“You’re nothing but a relic.” Terminator: Genisys review.

Arnold Schwarzenegger and Emilia Clarke star in sci-fi/action reboot Terminator: Genisys.

“I’ll be back.” When Mr Schwarzenegger first uttered those immortal words back in 1984 he meant it literally. Walking out before crashing a truck through a building and disposing of an entire police force in search of Sarah Connor, Arnie’s Terminator was terrifying, relentless and unforgiving.

Thirty-one years and four Terminator movies later, Arnie’s back again in franchise reboot Terminator: Genisys as, wait for it – ‘Pops.’ Something, pretty much everything, is very wrong with this picture.

Genisys spits in the face of its much loved source material and completely undermines everything that was spectacularly right with the The Terminator and Terminator 2: Judgement Day. It’s worse than Terminator 3: Rise of the Machines, whilst somehow making the Christian Bale lead Terminator: Salvation seem ever so slightly watchable. Genisys is quite possibly the worst Terminator yet.

Things kick off in 2029 with the leader of the human resistance John Connor (played by Dawn of the Planet of the Apes’ Jason Clarke), on the verge of defeating the machines and taking down Skynet for good.

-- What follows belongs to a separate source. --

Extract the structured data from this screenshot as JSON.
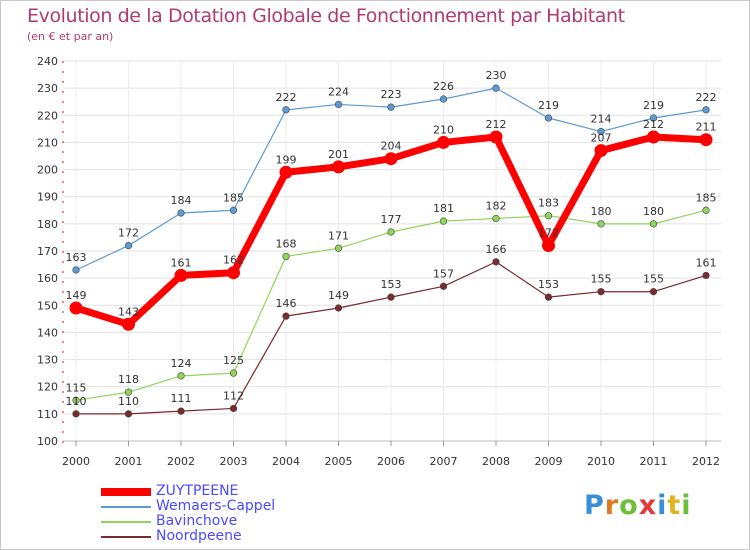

But the super-computer has a backup plan, sending the T-800 from the original film back in time to take out Connor’s nineteen-year-old mother in 1984. But we already knew that. Connor, obviously aware of Skynet’s plan, sends loyal soldier and friend Kyle Reese (this time played by A Good Day to Die Hard’s Jai Courtney), back in time as well, to protect his mother and become his dad in the past. But we already knew that as well.

(“Wassup playas!” A T-800 takes a break from murdering to pose for a headshot.)

Here’s where the wheels start to fall off – 15 minutes in. Something goes wrong just before Reese is sent back, winding up in an alternate timeline where Sarah Connor (Game of Throne’s Emilia Clarke) is already a badass with her very own cyborg named ‘Pops’ (Arnie), to protect her. A spoiler free explanation of this new, confusing timeline is hard to achieve. But since the trailer already gives away Genisys’ ‘twist’, if you can call it that, Connor, Rhys and Pops go up against the film’s main villain John Connor, who’s turned into a human-terminator hybrid by Skynet to ensure its own survival.

There’s almost nothing good about Terminator: Genisys.  It’s so desperate to recreate the great things about the first two films it forgets to actually put down a meaningful mark of its own. There are plenty nods to the originals, giving fans a cheap pop, but Genisys has its’ wires crossed from the start.

At least it’s fun seeing Arnie again. However, Pops is basically a parody of Arnie’s previous cyborgs with his character coming full swing from mindless killer to huggable cyborg foster-father.  He still dishes out the one-liners, though they aren’t great, and some nifty CGI work helps him kick some ass, but even Mr Terminator himself can’t save Genisys from self-termination.

(You can’t be the mother of dragons AND the mother of mankind’s saviour all at once Emilia! Got it!?)

A microwave could probably give a better performance than Jai Courtney as Kyle Reese. Nobody can top Michael Biehn’s original portrayal, but Courtney is so dull you’d think he was an actual robot. Mother of dragons Emilia Clarke does enough as Sarah Connor but she’s not entirely convincing. Jason Clarke is as equally boring as Courtney. Also, JK Simmons wins the award for ‘strangest casting of a good actor with not enough screen time in an awful film.’

The action sequences make the popcorn a bit easier to swallow. Arnie vs Arnie is fun while it lasts near the beginning, but the rest is nothing new and instantly forgettable. Thor: The Dark World director Alan Taylor and screenwriters Laeta Kalogridis and Patrick Lussier have created a muddled mess that gets caught up in its own poorly written dialogue and mediocre action, with some cyborgs chucked in for a laugh.

Before the credits roll, microwave, I mean Jai Courtney’s Reese, mutters that “the future isn’t set.” With Terminator: Genisys the first in a planned trilogy of Terminator films, let’s hope the microwave is right.